The complex at the intersection of Washington and Boyce roads is scheduled for a sheriff's sale in July, with court paperwork listing judgments against the property owners totaling at least $5.99 million.
The owners are listed as Summerfield Commons, Summerfield Commons II and Summerfield Village LLC for different parcels of the property, with William Corace as general partner for all three. Corace could not be reached for comment.
Allegheny County Court of Common Pleas has appointed Downtown-based Baker Young Corp. as the receiver for mortgage holder Huntingdon National Bank, and Baker Young will be responsible for operating and maintaining the property while it goes through the foreclosure and sheriff's sale.
The bank and the Upper St. Clair School District, which claims it is owed $78,492 in back taxes for the properties, petitioned for the sale, according to records from the Allegheny County Sheriff's Office.

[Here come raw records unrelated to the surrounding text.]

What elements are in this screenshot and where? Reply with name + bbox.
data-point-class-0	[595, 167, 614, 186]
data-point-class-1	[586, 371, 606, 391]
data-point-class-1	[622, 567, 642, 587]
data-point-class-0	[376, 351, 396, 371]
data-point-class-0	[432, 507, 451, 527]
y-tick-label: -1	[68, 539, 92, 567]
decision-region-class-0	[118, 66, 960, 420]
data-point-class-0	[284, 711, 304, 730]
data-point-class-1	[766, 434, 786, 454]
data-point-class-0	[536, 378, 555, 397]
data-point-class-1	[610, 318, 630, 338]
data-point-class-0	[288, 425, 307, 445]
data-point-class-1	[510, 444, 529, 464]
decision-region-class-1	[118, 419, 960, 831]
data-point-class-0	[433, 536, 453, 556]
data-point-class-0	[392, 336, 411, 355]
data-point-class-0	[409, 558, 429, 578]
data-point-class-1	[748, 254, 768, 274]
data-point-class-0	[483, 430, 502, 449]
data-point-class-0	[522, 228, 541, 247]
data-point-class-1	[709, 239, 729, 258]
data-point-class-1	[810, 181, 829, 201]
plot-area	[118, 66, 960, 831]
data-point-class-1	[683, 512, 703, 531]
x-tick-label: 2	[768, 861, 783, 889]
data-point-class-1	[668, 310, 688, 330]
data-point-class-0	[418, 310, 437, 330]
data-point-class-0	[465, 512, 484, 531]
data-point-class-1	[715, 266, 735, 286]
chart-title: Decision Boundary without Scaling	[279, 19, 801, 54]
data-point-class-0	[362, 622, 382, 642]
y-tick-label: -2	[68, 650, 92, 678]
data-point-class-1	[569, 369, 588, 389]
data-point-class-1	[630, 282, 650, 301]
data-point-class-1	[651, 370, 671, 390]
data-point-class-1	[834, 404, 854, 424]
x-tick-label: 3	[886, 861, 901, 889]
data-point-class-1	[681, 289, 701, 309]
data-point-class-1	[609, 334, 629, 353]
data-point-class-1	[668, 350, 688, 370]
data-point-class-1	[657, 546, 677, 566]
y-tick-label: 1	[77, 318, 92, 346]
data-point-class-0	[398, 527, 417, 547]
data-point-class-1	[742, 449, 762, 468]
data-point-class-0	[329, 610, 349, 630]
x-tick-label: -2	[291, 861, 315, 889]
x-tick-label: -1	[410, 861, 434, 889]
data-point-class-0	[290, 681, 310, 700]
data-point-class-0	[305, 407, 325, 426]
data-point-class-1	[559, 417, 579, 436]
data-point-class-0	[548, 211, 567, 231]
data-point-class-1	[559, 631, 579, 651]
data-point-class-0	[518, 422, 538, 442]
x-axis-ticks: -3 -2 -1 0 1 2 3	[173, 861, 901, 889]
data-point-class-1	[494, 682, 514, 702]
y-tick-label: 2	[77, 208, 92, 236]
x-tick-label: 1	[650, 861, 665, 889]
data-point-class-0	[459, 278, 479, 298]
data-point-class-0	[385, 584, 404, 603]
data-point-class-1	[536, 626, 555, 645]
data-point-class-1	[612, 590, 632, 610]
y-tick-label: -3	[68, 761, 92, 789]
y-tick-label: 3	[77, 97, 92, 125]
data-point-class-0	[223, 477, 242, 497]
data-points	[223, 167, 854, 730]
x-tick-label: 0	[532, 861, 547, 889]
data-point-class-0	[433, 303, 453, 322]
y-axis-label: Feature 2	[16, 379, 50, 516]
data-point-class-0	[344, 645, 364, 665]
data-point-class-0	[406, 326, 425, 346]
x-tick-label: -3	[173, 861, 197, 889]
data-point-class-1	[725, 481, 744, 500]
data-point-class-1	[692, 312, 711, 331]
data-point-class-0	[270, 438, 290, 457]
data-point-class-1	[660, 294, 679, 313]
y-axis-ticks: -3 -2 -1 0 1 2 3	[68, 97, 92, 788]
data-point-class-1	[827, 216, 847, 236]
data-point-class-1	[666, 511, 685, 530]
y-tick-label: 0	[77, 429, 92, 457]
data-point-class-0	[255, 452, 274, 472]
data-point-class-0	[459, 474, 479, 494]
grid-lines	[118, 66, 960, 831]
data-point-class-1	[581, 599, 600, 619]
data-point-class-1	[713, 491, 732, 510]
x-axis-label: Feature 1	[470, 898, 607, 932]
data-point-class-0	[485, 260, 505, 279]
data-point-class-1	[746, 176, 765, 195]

“Overall, you could see it coming,” said Bill Berry, president of BAM Advertising and a Summerfield tenant since 2005. “(The previous management) hadn't been able to keep up with maintenance as they had in the past.”
“Bill Corace and his staff were always exemplary in their management of Summerfield Commons,” said state Rep. John Maher, R-Upper St. Clair, whose district office is in the complex. “I have great sympathy for the fiscal challenges he's dealing with, and we're sad to see the staff we've dealt with for so many years leaving.”

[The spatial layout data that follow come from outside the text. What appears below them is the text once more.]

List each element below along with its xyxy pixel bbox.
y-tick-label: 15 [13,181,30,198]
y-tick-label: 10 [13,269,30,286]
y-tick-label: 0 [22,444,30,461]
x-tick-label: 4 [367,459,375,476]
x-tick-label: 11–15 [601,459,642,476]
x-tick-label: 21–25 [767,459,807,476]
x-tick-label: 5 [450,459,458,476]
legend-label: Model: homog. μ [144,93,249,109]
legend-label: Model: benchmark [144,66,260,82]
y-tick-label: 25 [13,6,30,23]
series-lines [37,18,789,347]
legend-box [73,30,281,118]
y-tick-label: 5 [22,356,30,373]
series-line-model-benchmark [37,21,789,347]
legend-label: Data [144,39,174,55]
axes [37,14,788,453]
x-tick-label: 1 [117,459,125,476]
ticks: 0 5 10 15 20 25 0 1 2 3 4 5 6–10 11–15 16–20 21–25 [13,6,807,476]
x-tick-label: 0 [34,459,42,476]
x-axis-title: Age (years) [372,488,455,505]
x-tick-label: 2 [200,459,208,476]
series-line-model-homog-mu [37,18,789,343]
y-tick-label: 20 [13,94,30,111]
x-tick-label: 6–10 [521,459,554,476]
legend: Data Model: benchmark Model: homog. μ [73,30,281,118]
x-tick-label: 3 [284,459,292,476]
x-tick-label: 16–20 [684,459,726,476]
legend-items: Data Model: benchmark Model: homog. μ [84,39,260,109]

Corace's Secon Corp. had been the management company for Summerfield and for Cedar Ridge Business Park in Robinson and the Abele Business Park in South Fayette.
Dr. Marc Micucci, a chiropractor and Summerfield tenant, said Secon's office within the complex recently closed, and tenants have been notified that all its furnishings are being sold.
Other tenants in the complex, which was mostly occupied, include the offices for Duquesne Bottling Co., the company that revived the defunct brand of Pittsburgh-brewed beer; financial advisers Hefren Tillotson and various doctors' offices.
Berry said he'd been looking to move up to a larger space within the same complex, but put those plans on hold when word of the foreclosure started filtering down to tenants.